Reduces redundant results. If five notes all mention the same router config, MMR ensures the top results cover different topics instead of repeating.

Enable both

json5
{  agents: {    defaults: {      memorySearch: {        query: {          hybrid: {            mmr: { enabled: true },            temporalDecay: { enabled: true },          },        },      },    },  },}

Multimodal memory

With Gemini Embedding 2, you can index images and audio files alongside Markdown. Search queries remain text, but they match against visual and audio content. See the Memory configuration reference for setup.

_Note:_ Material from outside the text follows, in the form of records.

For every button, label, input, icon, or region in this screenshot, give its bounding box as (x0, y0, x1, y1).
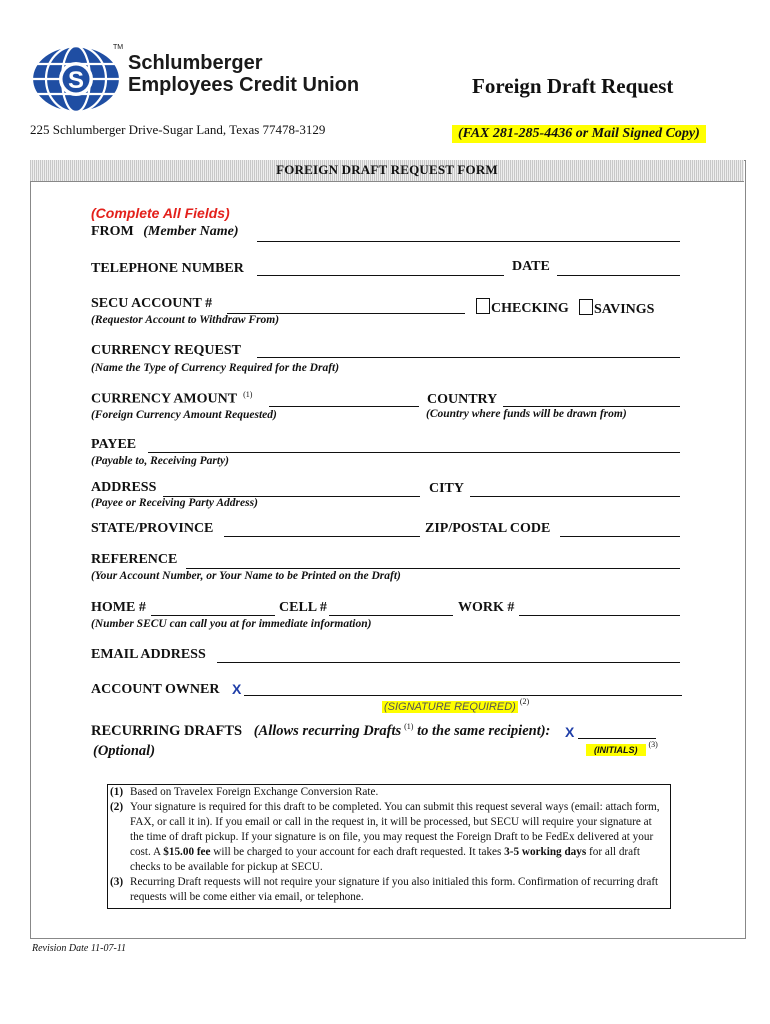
logo-tm: TM (113, 44, 124, 51)
signature-required (382, 697, 529, 715)
recurring-label (91, 722, 550, 740)
footnote-2-days: 3-5 working days (504, 846, 587, 858)
currency-request-field[interactable] (257, 357, 680, 358)
footnote-3-text: Recurring Draft requests will not require your signature if you also initialed this form. Confirmation of recurring draft requests will be come either via email, or telephone. (130, 876, 659, 903)
telephone-field[interactable] (257, 275, 504, 276)
footnote-3-num: (3) (110, 876, 124, 888)
date-label: DATE (512, 259, 550, 274)
complete-all-fields-note: (Complete All Fields) (91, 205, 230, 221)
owner-label: ACCOUNT OWNER (91, 682, 220, 697)
payee-field[interactable] (148, 452, 680, 453)
country-field[interactable] (503, 406, 680, 407)
footnote-1-num: (1) (110, 786, 124, 798)
email-label: EMAIL ADDRESS (91, 647, 206, 662)
recurring-text-b: to the same recipient): (417, 722, 551, 739)
reference-label: REFERENCE (91, 552, 178, 567)
page-title: Foreign Draft Request (472, 74, 674, 98)
initials-required (586, 740, 658, 758)
footnotes-box (107, 784, 671, 909)
logo-name-line1: Schlumberger (128, 52, 263, 74)
payee-sub: (Payable to, Receiving Party) (91, 455, 229, 467)
footnote-3 (108, 875, 670, 905)
currency-request-sub: (Name the Type of Currency Required for the Draft) (91, 362, 340, 374)
credit-union-address: 225 Schlumberger Drive-Sugar Land, Texas 77478-3129 (30, 122, 326, 137)
work-phone-field[interactable] (519, 615, 680, 616)
form-title: FOREIGN DRAFT REQUEST FORM (276, 162, 498, 177)
initials-field[interactable] (578, 738, 656, 739)
currency-amount-field[interactable] (269, 406, 419, 407)
telephone-label: TELEPHONE NUMBER (91, 261, 244, 276)
checking-checkbox[interactable] (476, 298, 490, 314)
savings-option[interactable] (579, 299, 654, 318)
footnote-2-part-a: Your signature is required for this draft to be completed. You can submit this request several ways (email: attach form, FAX, or call it in). If you email or call in the request in, it will be processed, but SECU will require your signature at the time of draft pickup. If your signature is on file, you may request the Foreign Draft to be FedEx delivered at your cost. A (130, 801, 660, 858)
savings-label: SAVINGS (594, 302, 655, 317)
signature-sup: (2) (519, 697, 530, 706)
recurring-sup: (1) (404, 722, 414, 731)
state-label: STATE/PROVINCE (91, 521, 214, 536)
currency-amount-sub: (Foreign Currency Amount Requested) (91, 409, 277, 421)
phone-sub: (Number SECU can call you at for immediate information) (91, 618, 372, 630)
recurring-label-text: RECURRING DRAFTS (91, 722, 243, 739)
state-field[interactable] (224, 536, 420, 537)
savings-checkbox[interactable] (579, 299, 593, 315)
city-label: CITY (429, 481, 465, 496)
country-sub: (Country where funds will be drawn from) (426, 408, 627, 420)
owner-signature-field[interactable] (244, 695, 682, 696)
globe-icon (30, 44, 122, 114)
date-field[interactable] (557, 275, 680, 276)
recurring-text-a: (Allows recurring Drafts (253, 722, 402, 739)
payee-label: PAYEE (91, 437, 137, 452)
optional-label: (Optional) (93, 743, 156, 759)
from-label (91, 224, 239, 240)
footnote-2-part-c: for all draft checks to be available for pickup at SECU. (130, 846, 640, 873)
checking-label: CHECKING (491, 301, 569, 316)
footnote-2-part-b: will be charged to your account for each draft requested. It takes (210, 846, 505, 858)
checking-option[interactable] (476, 298, 569, 317)
address-sub: (Payee or Receiving Party Address) (91, 497, 258, 509)
zip-label: ZIP/POSTAL CODE (425, 521, 551, 536)
signature-required-text: (SIGNATURE REQUIRED) (384, 701, 516, 714)
footnote-2-text (130, 800, 670, 875)
home-phone-field[interactable] (151, 615, 275, 616)
country-label: COUNTRY (427, 392, 498, 407)
currency-amount-label (91, 390, 252, 408)
city-field[interactable] (470, 496, 680, 497)
logo (30, 44, 122, 114)
footnote-1-text: Based on Travelex Foreign Exchange Conversion Rate. (130, 786, 379, 798)
recurring-x-mark: X (565, 724, 575, 740)
footnote-2 (108, 800, 670, 875)
from-label-text: FROM (91, 224, 134, 239)
from-field[interactable] (257, 241, 680, 242)
footnote-2-fee: $15.00 fee (163, 846, 211, 858)
account-label: SECU ACCOUNT # (91, 296, 213, 311)
email-field[interactable] (217, 662, 680, 663)
revision-date: Revision Date 11-07-11 (32, 943, 127, 954)
cell-phone-field[interactable] (329, 615, 453, 616)
reference-field[interactable] (186, 568, 680, 569)
home-label: HOME # (91, 600, 146, 615)
initials-sup: (3) (648, 740, 658, 749)
work-label: WORK # (458, 600, 515, 615)
currency-amount-sup: (1) (243, 390, 253, 399)
svg-text:S: S (67, 67, 85, 94)
footnote-1 (108, 785, 670, 800)
account-sub: (Requestor Account to Withdraw From) (91, 314, 280, 326)
logo-name-line2: Employees Credit Union (128, 74, 360, 96)
fax-instructions: (FAX 281-285-4436 or Mail Signed Copy) (452, 125, 706, 143)
currency-amount-label-text: CURRENCY AMOUNT (91, 391, 238, 407)
zip-field[interactable] (560, 536, 680, 537)
reference-sub: (Your Account Number, or Your Name to be Printed on the Draft) (91, 570, 401, 582)
footnote-2-num: (2) (110, 801, 124, 813)
currency-request-label: CURRENCY REQUEST (91, 343, 242, 358)
cell-label: CELL # (279, 600, 327, 615)
owner-x-mark: X (232, 681, 242, 697)
from-sub: (Member Name) (143, 224, 239, 239)
address-label: ADDRESS (91, 480, 157, 495)
initials-text: (INITIALS) (586, 744, 646, 756)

You can optionally index session transcripts so memory_search can recall earlier conversations. This is opt-in via memorySearch.experimental.sessionMemory. See the configuration reference for details.

Troubleshooting

No results? Run OmeniaClaw memory status to check the index. If empty, run OmeniaClaw memory index --force.

Only keyword matches? Your embedding provider may not be configured. Check OmeniaClaw memory status --deep.

Local embeddings time out? ollama, lmstudio, and local use a longer inline batch timeout by default. If the host is simply slow, set agents.defaults.memorySearch.sync.embeddingBatchTimeoutSeconds and rerun OmeniaClaw memory index --force.

CJK text not found? Rebuild the FTS index with OmeniaClaw memory index --force.